In February, 2022, I bought 47,500 units of the iShares Canadian Financial Monthly Income ETF (FIE), which provide me with $22,800 in distribution income annually. Unfortunately, the unit price has fallen, and I have an unrealized capital loss of $60,000 (or a net loss of $37,200 if I factor in the distributions already received). My question is: Should I hold the ETF for another year or two so I can make up the capital loss with additional distributions, and then sell my units? Is my thinking rational? I’m a retiree and love the monthly cash flow, but I want to sell without losing too much and get more diversified with individual dividend-paying stocks.
It’s hard for me to provide specific guidance without having a complete picture of your financial situation and the rest of your portfolio.
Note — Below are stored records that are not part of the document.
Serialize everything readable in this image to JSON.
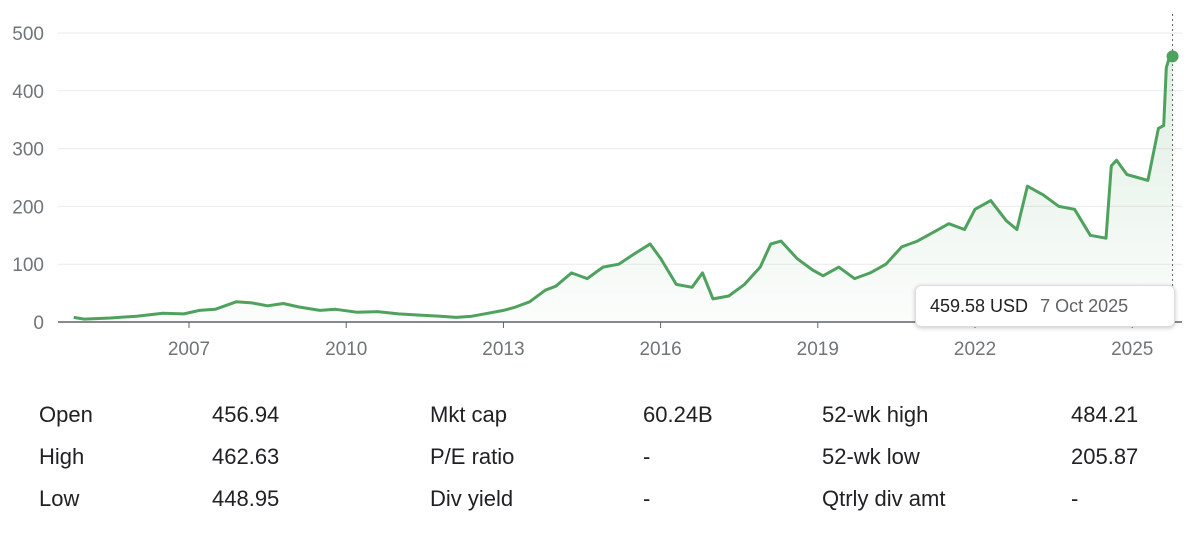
{
  "chart_data": {
    "type": "area",
    "y_ticks": [
      "500",
      "400",
      "300",
      "200",
      "100",
      "0"
    ],
    "x_ticks": [
      "2007",
      "2010",
      "2013",
      "2016",
      "2019",
      "2022",
      "2025"
    ],
    "ylim": [
      0,
      500
    ],
    "xlim": [
      2004.5,
      2025.95
    ],
    "grid": true,
    "line_color": "#4fa15e",
    "series": [
      {
        "x": [
          2004.8,
          2005.0,
          2005.5,
          2006.0,
          2006.5,
          2006.9,
          2007.2,
          2007.5,
          2007.9,
          2008.2,
          2008.5,
          2008.8,
          2009.1,
          2009.5,
          2009.8,
          2010.2,
          2010.6,
          2011.0,
          2011.4,
          2011.8,
          2012.1,
          2012.4,
          2012.7,
          2013.0,
          2013.2,
          2013.5,
          2013.8,
          2014.0,
          2014.3,
          2014.6,
          2014.9,
          2015.2,
          2015.5,
          2015.8,
          2016.0,
          2016.3,
          2016.6,
          2016.8,
          2017.0,
          2017.3,
          2017.6,
          2017.9,
          2018.1,
          2018.3,
          2018.6,
          2018.9,
          2019.1,
          2019.4,
          2019.7,
          2020.0,
          2020.3,
          2020.6,
          2020.9,
          2021.2,
          2021.5,
          2021.8,
          2022.0,
          2022.3,
          2022.6,
          2022.8,
          2023.0,
          2023.3,
          2023.6,
          2023.9,
          2024.2,
          2024.5,
          2024.6,
          2024.7,
          2024.9,
          2025.1,
          2025.3,
          2025.5,
          2025.6,
          2025.65,
          2025.7,
          2025.77
        ],
        "y": [
          8,
          5,
          7,
          10,
          15,
          14,
          20,
          22,
          35,
          33,
          28,
          32,
          26,
          20,
          22,
          17,
          18,
          14,
          12,
          10,
          8,
          10,
          15,
          20,
          25,
          35,
          55,
          62,
          85,
          75,
          95,
          100,
          118,
          135,
          110,
          65,
          60,
          85,
          40,
          45,
          65,
          95,
          135,
          140,
          110,
          90,
          80,
          95,
          75,
          85,
          100,
          130,
          140,
          155,
          170,
          160,
          195,
          210,
          175,
          160,
          235,
          220,
          200,
          195,
          150,
          145,
          270,
          280,
          255,
          250,
          245,
          335,
          340,
          440,
          455,
          459.58
        ]
      }
    ]
  },
  "tooltip": {
    "price": "459.58 USD",
    "date": "7 Oct 2025"
  },
  "stats": {
    "rows": [
      {
        "l1": "Open",
        "v1": "456.94",
        "l2": "Mkt cap",
        "v2": "60.24B",
        "l3": "52-wk high",
        "v3": "484.21"
      },
      {
        "l1": "High",
        "v1": "462.63",
        "l2": "P/E ratio",
        "v2": "-",
        "l3": "52-wk low",
        "v3": "205.87"
      },
      {
        "l1": "Low",
        "v1": "448.95",
        "l2": "Div yield",
        "v2": "-",
        "l3": "Qtrly div amt",
        "v3": "-"
      }
    ]
  }
}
But I’ll provide some general comments that I hope will clarify matters so you can come to your own conclusion.
First, this sounds like a case of buyer’s remorse. I could be wrong, but my guess is that you would not be contemplating an exit plan if FIE’s unit price had held steady or even risen. Further, I’d wager that you don’t like looking at your portfolio and seeing that big, ugly paper loss next to FIE’s name. So you want to undo your “mistake” by hanging on just long enough to recoup your losses and then wash your hands of the whole episode.
Second, I wonder if your expectations are unrealistic. If you’re going to own equities, occasional losses are a normal part of investing. FIE is a good example. It is composed largely of common shares of Canadian banks, insurers, wealth managers and real estate investment trusts, plus a chunk of preferred shares and corporate bonds. Many of these sectors have been pummelled by rising interest rates, inflation and economic worries, which is why FIE fell about 25 per cent from peak to trough last year. But it doesn’t mean there is anything intrinsically wrong with the securities it holds.
Indeed, as some of these external pressures have eased, FIE’s unit price has rebounded by almost 10 per cent from its October lows – more if you include dividends. Speaking of which, even during its recent slump FIE has continued to pay its distribution of 4 cents per unit every month, as it has done without fail since the ETF’s inception in 2010 (with the exception of its very first distribution, which was 2 cents). As its name implies, FIE – which yields about 7 per cent thanks to a combination of dividends, capital gains and return of capital – is designed to be primarily an income vehicle, and it’s performed well in that regard.
Just to be clear, I’m not trying to sell you on the merits of FIE. I’m simply pointing out that, just because you have a paper loss that is not, in and of itself, a reason to consider selling.
To be sure, FIE has some drawbacks. Apart from its concentration in the financial sector, the ETF has a relatively high management expense ratio of 0.84 per cent. Based on the current unit price, you’re paying about $2,800 in costs annually to own this fund – whether it goes up, down or sideways. That’s a stiff price for an ETF.
What to do?
Well, you could improve your diversification and cut your costs by owning a dividend fund such as the BMO Canadian Dividend ETF ZDV-T, which has an MER of 0.39 per cent. You could cut your costs even further with a simple Canadian index fund such as the iShares Core S&P/TSX Capped Composite Index ETF XIC-T, with an MER of just 0.06 per cent. But neither of these ETFs, or the many others like them, will provide the same level of income as FIE. Nor will a portfolio of individual stocks, unless you are prepared to take additional risk by focusing on companies with above-average yields. Ask yourself: Do you need all the income that FIE provides, or would you be comfortable with a lower-cost ETF or stock portfolio that provides less cash flow but greater potential for capital gains?
Finally, if, after weighing the pros and cons, you decide to sell all or part of your FIE holdings, there is no reason to wait until you collect enough in distributions to break even. Again, this appears to have more to do with your aversion to losses than with making the most prudent financial decision. The fact that you have lost money on FIE is water under the bridge. All that matters now is how you expect FIE to perform in the future and whether it meets your cost, diversification and income needs as an investor.